New Delhi: India’s fiscal deficit touched Rs6.77 trillion at the end of January, 113.7% of the target for the entire financial year, on account of higher expenditure.

The fiscal deficit, reflection of government borrowings to meet revenue-expenditure gap, was 113.7% in the 10-month period of 2017-18 as compared to 105.7% in the year-ago period.

Fiscal deficit had been pegged at Rs5.33 trillion, or 3.5% of the GDP, for the current fiscal ending 31 March. The figure was revised to Rs5.95 trillion in the Union Budget 2018, presented by finance minister Arun Jaitley in Parliament on 1 February.

As per data released by the Controller General of Accounts (CGA), the revenue deficit during the April-January period of 2017-18, at Rs4.80 trillion works out to 109.2% of the revised budget estimate.

It was 129.9% in the corresponding period of the last financial year.
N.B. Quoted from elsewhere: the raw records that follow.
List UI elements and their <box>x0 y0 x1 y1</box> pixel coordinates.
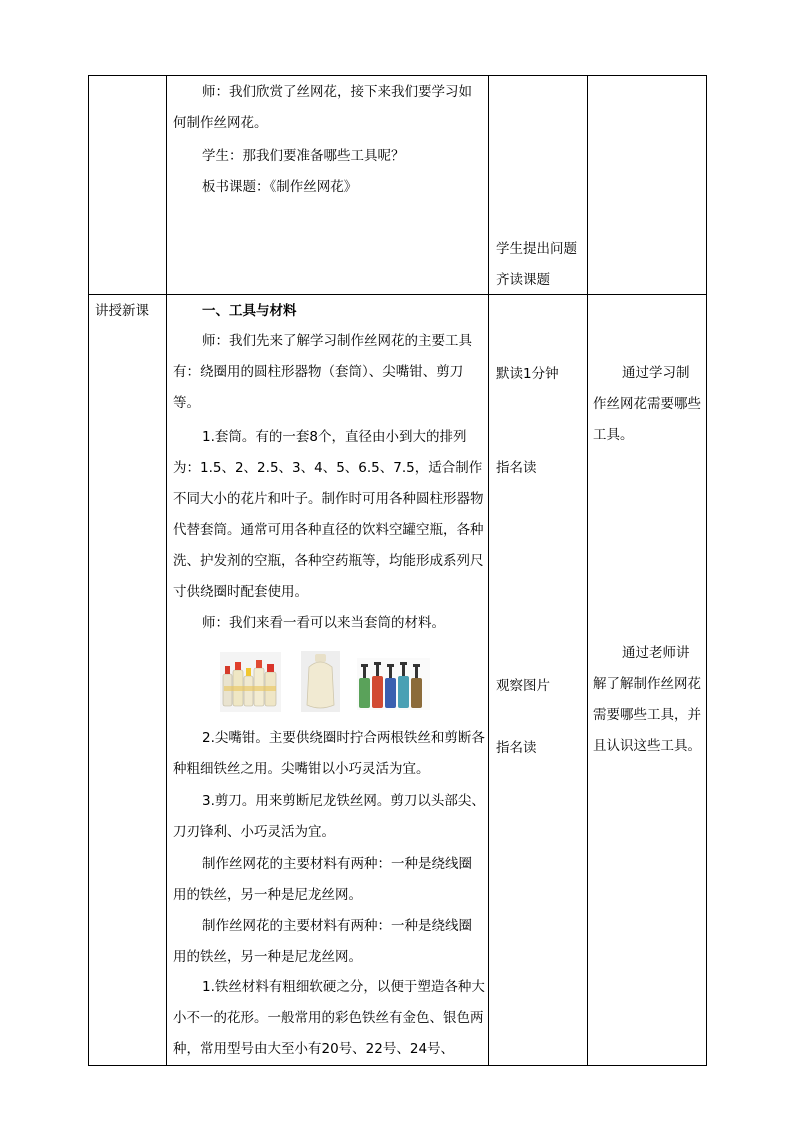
white-bottle-photo <box>301 651 340 712</box>
table-border-bottom <box>88 1065 707 1066</box>
pliers-paragraph: 2.尖嘴钳。主要供绕圈时拧合两根铁丝和剪断各种粗细铁丝之用。尖嘴钳以小巧灵活为宜。 <box>173 730 485 777</box>
student-activity-ask: 学生提出问题 <box>496 241 577 257</box>
table-border-left <box>88 75 89 1066</box>
table-row-divider <box>88 294 707 295</box>
purpose-tools: 通过学习制作丝网花需要哪些工具。 <box>593 365 701 443</box>
sleeve-paragraph: 1.套筒。有的一套8个，直径由小到大的排列为：1.5、2、2.5、3、4、5、6.5、7.5，适合制作不同大小的花片和叶子。制作时可用各种圆柱形器物代替套筒。通常可用各种直径的饮料空罐空瓶，各种洗、护发剂的空瓶，各种空药瓶等，均能形成系列尺寸供绕圈时配套使用。 <box>173 429 484 600</box>
board-title: 板书课题：《制作丝网花》 <box>202 179 358 195</box>
section-label: 讲授新课 <box>95 303 149 319</box>
purpose-recognize-tools: 通过老师讲解了解制作丝网花需要哪些工具，并且认识这些工具。 <box>593 645 701 754</box>
pump-bottles-photo <box>357 658 430 710</box>
table-border-right <box>706 75 707 1066</box>
table-divider-col1 <box>166 75 167 1066</box>
scissors-paragraph: 3.剪刀。用来剪断尼龙铁丝网。剪刀以头部尖、刀刃锋利、小巧灵活为宜。 <box>173 793 485 840</box>
student-activity-read: 齐读课题 <box>496 272 550 288</box>
table-divider-col3 <box>587 75 588 1066</box>
tools-intro-paragraph: 师：我们先来了解学习制作丝网花的主要工具有：绕圈用的圆柱形器物（套筒）、尖嘴钳、剪刀等。 <box>173 333 472 411</box>
table-divider-col2 <box>488 75 489 1066</box>
activity-named-read-2: 指名读 <box>496 740 537 756</box>
section-heading: 一、工具与材料 <box>202 303 297 319</box>
activity-observe-pictures: 观察图片 <box>496 678 550 694</box>
teacher-intro-paragraph: 师：我们欣赏了丝网花，接下来我们要学习如何制作丝网花。 <box>173 84 472 131</box>
activity-named-read-1: 指名读 <box>496 460 537 476</box>
look-at-materials: 师：我们来看一看可以来当套筒的材料。 <box>202 615 445 631</box>
materials-paragraph-2: 制作丝网花的主要材料有两种：一种是绕线圈用的铁丝，另一种是尼龙丝网。 <box>173 918 472 965</box>
bottles-photo <box>220 652 281 712</box>
wire-paragraph: 1.铁丝材料有粗细软硬之分，以便于塑造各种大小不一的花形。一般常用的彩色铁丝有金色、银色两种，常用型号由大至小有20号、22号、24号、 <box>173 979 485 1057</box>
activity-silent-read: 默读1分钟 <box>496 366 559 382</box>
student-question: 学生：那我们要准备哪些工具呢？ <box>202 148 405 164</box>
materials-paragraph-1: 制作丝网花的主要材料有两种：一种是绕线圈用的铁丝，另一种是尼龙丝网。 <box>173 856 472 903</box>
table-border-top <box>88 75 707 76</box>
Net tax receipts in the first 10 months of 2017-18 fiscal were Rs9.7 trillion. Total receipts from revenue and non-debt capital of the government during the period amount to Rs11.63 trillion or 71.7% of the revised estimate.

The government’s revenue expenditure during the current fiscal till January came in at 5.75 trillio, 81% of the full-year revised estimate. The capital expenditure was 2.64 trillion, or 96.9% of the full-year revised estimate. The total expenditure was 8.39 trillion,83% of the government’s full-year estimate of 2.17 trillion.